Le projet Milvest, un investissement entre ambitions et propagandes
Après avoir obtenu plusieurs marchés publics avec le gouvernement congolais, l’entreprise Turc Milvest s’est tournée vers le sport en manifestant de l’intérêt pour l’As VClub en signant le 11 janvier 2024 un protocole d’accord qui sanctionnait le partenariat entre Milvest et l’As VClub. Le patron de Milvest déclarait ses ambitions en ces termes : « Nous sommes venus faire notre investissement dans ce club parce qu’on a vu sa valeur et sa richesse. […] Aujourd’hui, mon but n’est pas d’être premier ici à la Ligue nationale mais je rêve plus grand : devenir champion d’Afrique. Parmi mes plus grands objectifs en premier lieu, c’est faire un stade pour Vita Club, un camp d’entraînement pour les jeunes joueurs. Vita sera le club le plus riche d’Afrique. Je dis d’une façon très nette qu’on vient là de voir la nouvelle naissance de Vita et nous commençons de nouveau ensemble »
Les ambitions du sponsor Milvest servent indirectement les intérêts politiques du régime en place. En effet, l’action de Milvest notamment son lien avec un grand club de Kinshasa a été un argument de campagne électorale tout en constatant que le régime en place a remporté les élections de décembre 2023 avec succès.
Dans la société congolaise, sport et politique entretiennent un lien très étroit. Les acteurs politiques savent profiter de l’engouement autour des événements sportifs pour se construire une belle image, fidéliser une base et séduire un électorat. Comme l’a constaté Ebutelli ainsi que le Groupe d’études sur le Congo, « au cœur de cette relation se trouve un jeu de pouvoir : d’un côté, la recherche par les politiques d’une base, ou d’un électorat, en essayant de convertir la notoriété liée au sport en popularité politique et, de l’autre, des tentatives par le régime en place d’utiliser des publics sportifs pour des fins politiques. »
Un investissement non encadré par les autorités publiques
Au micro des journalistes d’Ouragan et AfricaNews, le patron de Milvest était fier de déclarer « depuis l’indépendance, aucun homme d’affaires n’a fait autant d’investissements directs que moi dans un temps aussi record. J’ai investi coup sur coup plus de 400 millions de dollars en attendant que l’État commence à rembourser, pour un total de 14 projets qui emploient 9 000 personnes dont la société assure les salaires, les soins médicaux et le logement. »

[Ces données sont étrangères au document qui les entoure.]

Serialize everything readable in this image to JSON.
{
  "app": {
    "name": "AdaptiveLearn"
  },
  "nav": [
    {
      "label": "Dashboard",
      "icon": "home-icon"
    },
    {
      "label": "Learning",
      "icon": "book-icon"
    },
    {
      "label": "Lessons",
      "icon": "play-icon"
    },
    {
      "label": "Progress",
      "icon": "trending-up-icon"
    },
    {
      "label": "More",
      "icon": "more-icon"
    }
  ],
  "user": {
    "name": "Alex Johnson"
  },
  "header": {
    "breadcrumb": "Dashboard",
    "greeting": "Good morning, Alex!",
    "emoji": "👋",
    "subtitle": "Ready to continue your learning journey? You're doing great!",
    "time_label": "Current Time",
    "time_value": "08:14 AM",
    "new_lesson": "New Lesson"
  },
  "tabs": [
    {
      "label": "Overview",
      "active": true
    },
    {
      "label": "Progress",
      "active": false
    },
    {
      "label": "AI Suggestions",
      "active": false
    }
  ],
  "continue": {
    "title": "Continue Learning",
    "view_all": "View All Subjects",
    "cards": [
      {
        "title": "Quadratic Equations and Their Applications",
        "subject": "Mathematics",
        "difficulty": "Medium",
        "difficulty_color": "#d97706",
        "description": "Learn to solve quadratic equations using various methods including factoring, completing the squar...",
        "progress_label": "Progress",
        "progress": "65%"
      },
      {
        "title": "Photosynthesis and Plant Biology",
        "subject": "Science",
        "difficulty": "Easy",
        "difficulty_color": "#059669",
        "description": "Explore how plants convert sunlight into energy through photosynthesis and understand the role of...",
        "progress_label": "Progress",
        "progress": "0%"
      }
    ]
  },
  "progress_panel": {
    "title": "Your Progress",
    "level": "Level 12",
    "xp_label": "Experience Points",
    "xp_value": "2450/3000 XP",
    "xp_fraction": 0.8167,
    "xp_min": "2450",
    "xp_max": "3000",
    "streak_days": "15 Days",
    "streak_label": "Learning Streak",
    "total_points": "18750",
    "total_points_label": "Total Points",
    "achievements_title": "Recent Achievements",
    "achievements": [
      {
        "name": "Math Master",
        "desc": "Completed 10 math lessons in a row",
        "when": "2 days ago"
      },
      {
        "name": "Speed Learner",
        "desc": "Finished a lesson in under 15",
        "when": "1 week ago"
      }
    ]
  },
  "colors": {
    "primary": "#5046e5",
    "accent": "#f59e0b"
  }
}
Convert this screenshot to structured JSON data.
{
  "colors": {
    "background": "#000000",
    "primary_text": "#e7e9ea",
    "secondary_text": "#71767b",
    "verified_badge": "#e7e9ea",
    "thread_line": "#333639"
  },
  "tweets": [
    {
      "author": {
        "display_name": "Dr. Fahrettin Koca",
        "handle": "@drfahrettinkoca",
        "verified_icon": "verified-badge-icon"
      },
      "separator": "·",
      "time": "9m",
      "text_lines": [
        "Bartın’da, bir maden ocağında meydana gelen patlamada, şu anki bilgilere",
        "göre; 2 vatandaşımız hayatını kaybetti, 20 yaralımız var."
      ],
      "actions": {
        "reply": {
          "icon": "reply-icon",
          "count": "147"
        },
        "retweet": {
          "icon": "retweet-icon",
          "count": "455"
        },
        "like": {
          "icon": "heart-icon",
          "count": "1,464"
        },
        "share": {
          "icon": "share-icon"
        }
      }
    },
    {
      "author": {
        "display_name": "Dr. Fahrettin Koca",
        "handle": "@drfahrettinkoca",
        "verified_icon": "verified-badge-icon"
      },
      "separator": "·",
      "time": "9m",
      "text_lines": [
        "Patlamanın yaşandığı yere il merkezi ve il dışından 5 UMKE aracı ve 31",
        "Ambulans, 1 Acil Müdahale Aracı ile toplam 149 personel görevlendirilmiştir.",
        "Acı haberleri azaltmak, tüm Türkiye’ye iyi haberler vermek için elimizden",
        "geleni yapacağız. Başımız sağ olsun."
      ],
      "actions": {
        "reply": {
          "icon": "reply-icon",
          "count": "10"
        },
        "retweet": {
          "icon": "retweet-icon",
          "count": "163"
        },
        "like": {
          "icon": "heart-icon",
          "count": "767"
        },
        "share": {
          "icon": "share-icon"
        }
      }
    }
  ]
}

Au regard de l’intérêt de Milvest pour le sport congolais, le gouvernement aurait pu l’appuyer en le faisant bénéficier des avantages du régime général des investissements car le sport congolais exerce une faible contribution à la croissance économique et au bien-être social. La pratique du sport est essentiellement appréhendée comme un divertissement et fait l’objet d’une faible professionnalisation, ne constituant pas un vecteur de développement. Expert en gouvernance et professeur ordinaire des universités, Maître Jean-Michel Kumbu ki Ngimbi nous fait réfléchir sur le fait que « l’investissement se révèle être le facteur par excellence de la croissance économique et du développement qui consiste dans l’augmentation des grandeurs économiques. […] L’Etat fournit le cadre et l’environnement incitatif, le secteur privé crée les richesses nationales et l’emploi […]. »
Le partenariat entre Milvest et l’As VClub démontre que la politisation du sport peut dépasser le cadre de la propagande. En ce titre, il faut un encadrement des autorités publiques pour faciliter tout investissement fait dans le but de promouvoir le développement du sport.